With the transformative aim of bringing Kundalini to contemporary culture, my research will provide a socio-historical context for how this energy has affected female bodies through textual and sensory analysis. By doing so, my collaborative approach minimises the divide between subject and researcher[6], whilst tackling issues around Andro-centrism through alternative, feminist and indigenous research strategies. I will collect participants' accounts of their Kundalini experiences through interviews and conduct my autoethnographic research where my body will act as a vessel for the Kundalini energy to pass through in my Kriya practice. The energy permeates through the hands (mudras), upper body, the abdomen (Kumbhaka) and manifests in various yogic postures (asanas), depending on where the chakras needs to unblock. Ethical implications may apply, such as: lack of anonymity, bringing sacred aspects of Kundalini into the public sphere—and exposing this mystical experience in an artificial light. Some may argue that this practice should be a lived experience, rather than deconstructed in an institutional setting. However, my transformative approach aims to bring the history of female Kundalini awakenings to the forefront of mainstream culture. I will focus on the Spandakarika doctrine (9th Century), which describes vibrational metaphysics, the chakras and the subtle body in Kashmir Saivism. I will also look at contemporary South Asian tantric scholars: Madhu Khanna, Pupul Jayakar, and Veena Poonacha; the Kashmiri mystic and poetess, Lalla Ded; and embodiment practitioners; Peggy Phelan and Ben Spatz—and finally, closing out with film theorists: Rony and Trinh T Minh. 
 
[1] Million, “Felt Theory: An Indigenous Feminist Approach to Affect and History,”53.
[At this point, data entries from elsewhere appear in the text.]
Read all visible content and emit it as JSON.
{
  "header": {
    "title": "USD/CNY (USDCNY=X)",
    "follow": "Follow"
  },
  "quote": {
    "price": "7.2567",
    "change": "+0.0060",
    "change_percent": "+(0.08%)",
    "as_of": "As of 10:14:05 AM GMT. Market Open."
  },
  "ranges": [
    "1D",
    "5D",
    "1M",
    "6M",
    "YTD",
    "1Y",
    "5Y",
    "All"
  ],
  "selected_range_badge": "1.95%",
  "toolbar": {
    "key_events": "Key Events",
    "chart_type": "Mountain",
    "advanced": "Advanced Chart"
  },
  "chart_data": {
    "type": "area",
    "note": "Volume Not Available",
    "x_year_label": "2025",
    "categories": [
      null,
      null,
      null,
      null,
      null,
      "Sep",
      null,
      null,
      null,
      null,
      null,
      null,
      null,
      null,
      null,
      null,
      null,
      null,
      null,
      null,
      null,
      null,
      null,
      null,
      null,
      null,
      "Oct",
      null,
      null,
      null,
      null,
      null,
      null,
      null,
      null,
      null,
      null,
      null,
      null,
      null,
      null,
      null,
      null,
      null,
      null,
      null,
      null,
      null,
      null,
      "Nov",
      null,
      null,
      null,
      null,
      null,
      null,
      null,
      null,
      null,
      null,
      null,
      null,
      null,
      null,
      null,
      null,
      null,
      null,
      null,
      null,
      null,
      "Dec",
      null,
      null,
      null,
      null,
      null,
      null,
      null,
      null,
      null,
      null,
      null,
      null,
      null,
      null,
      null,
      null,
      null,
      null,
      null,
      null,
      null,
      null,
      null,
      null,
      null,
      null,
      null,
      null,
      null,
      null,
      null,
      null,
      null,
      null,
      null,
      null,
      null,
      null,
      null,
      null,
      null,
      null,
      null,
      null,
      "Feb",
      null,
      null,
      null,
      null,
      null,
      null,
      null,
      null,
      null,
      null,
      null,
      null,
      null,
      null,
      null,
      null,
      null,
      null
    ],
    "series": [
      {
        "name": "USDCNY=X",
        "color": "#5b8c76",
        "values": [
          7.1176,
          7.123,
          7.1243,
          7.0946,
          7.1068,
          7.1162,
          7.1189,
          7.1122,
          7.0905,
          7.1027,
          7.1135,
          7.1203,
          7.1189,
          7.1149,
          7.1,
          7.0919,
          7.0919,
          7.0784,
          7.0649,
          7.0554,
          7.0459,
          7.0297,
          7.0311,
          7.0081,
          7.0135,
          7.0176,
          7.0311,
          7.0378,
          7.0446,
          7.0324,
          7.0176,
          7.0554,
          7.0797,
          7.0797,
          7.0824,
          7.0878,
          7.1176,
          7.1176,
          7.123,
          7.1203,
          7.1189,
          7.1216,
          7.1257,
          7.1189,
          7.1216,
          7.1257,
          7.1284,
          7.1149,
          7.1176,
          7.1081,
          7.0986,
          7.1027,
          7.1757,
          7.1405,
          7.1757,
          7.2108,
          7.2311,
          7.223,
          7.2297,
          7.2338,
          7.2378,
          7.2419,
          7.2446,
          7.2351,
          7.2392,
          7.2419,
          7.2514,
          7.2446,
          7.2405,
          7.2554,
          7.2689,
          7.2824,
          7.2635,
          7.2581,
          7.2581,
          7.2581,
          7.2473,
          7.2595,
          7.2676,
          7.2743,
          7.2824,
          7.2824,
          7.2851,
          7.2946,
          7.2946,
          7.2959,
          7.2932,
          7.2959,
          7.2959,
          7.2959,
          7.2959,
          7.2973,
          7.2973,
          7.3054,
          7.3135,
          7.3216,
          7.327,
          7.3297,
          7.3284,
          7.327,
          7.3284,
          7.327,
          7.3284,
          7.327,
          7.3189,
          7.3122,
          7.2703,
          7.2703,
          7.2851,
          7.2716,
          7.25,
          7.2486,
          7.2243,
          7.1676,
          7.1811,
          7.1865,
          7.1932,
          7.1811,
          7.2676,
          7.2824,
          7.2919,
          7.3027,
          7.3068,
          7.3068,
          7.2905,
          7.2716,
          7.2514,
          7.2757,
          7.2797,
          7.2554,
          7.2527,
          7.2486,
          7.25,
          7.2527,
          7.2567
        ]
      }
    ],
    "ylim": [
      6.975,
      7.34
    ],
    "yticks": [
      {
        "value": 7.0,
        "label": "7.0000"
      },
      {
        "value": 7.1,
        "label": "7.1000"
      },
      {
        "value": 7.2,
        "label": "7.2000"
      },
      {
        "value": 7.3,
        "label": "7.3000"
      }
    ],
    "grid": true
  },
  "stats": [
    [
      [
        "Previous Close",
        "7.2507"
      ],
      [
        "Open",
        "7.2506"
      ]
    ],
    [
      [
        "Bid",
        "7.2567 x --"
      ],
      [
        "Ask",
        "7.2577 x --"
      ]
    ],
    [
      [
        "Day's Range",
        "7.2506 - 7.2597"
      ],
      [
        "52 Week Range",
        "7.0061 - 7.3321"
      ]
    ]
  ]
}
[2] Million, “Felt Theory,” 54.
[3] Marcos, Taken from the Lips: Gender and Eros in Mesoamerican Religions, 32.
[4] Marcos, Taken from the Lips, 14-15.
[5] Khanna, Some Paradigms of Female Embodiment in the Hindu World, 21-22.
[6] Poonacha, “Recovering Women’s Histories: An Enquiry into Methodological Questions and Challenges,” 396.


Bibliography:
Primary:
Khanna, Madhu. Some Paradigms of Female Embodiment in the Hindu World. New Delhi: IGNCA, 2007.
Marcos, Sylvia. Taken from the Lips: Gender and Eros in Mesoamerican Religions. Netherlands: Brill Publications, 2006.
Million, Dian. “Felt Theory: An Indigenous Feminist Approach to Affect and History”. Project MUSE, no. 2 (Fall 2009): 53-76.
Poonacha, Veena. “Recovering Women’s Histories: An Enquiry into Methodological Questions and Challenges”. Sage Journals, no. 3 (October 2004): 389-404.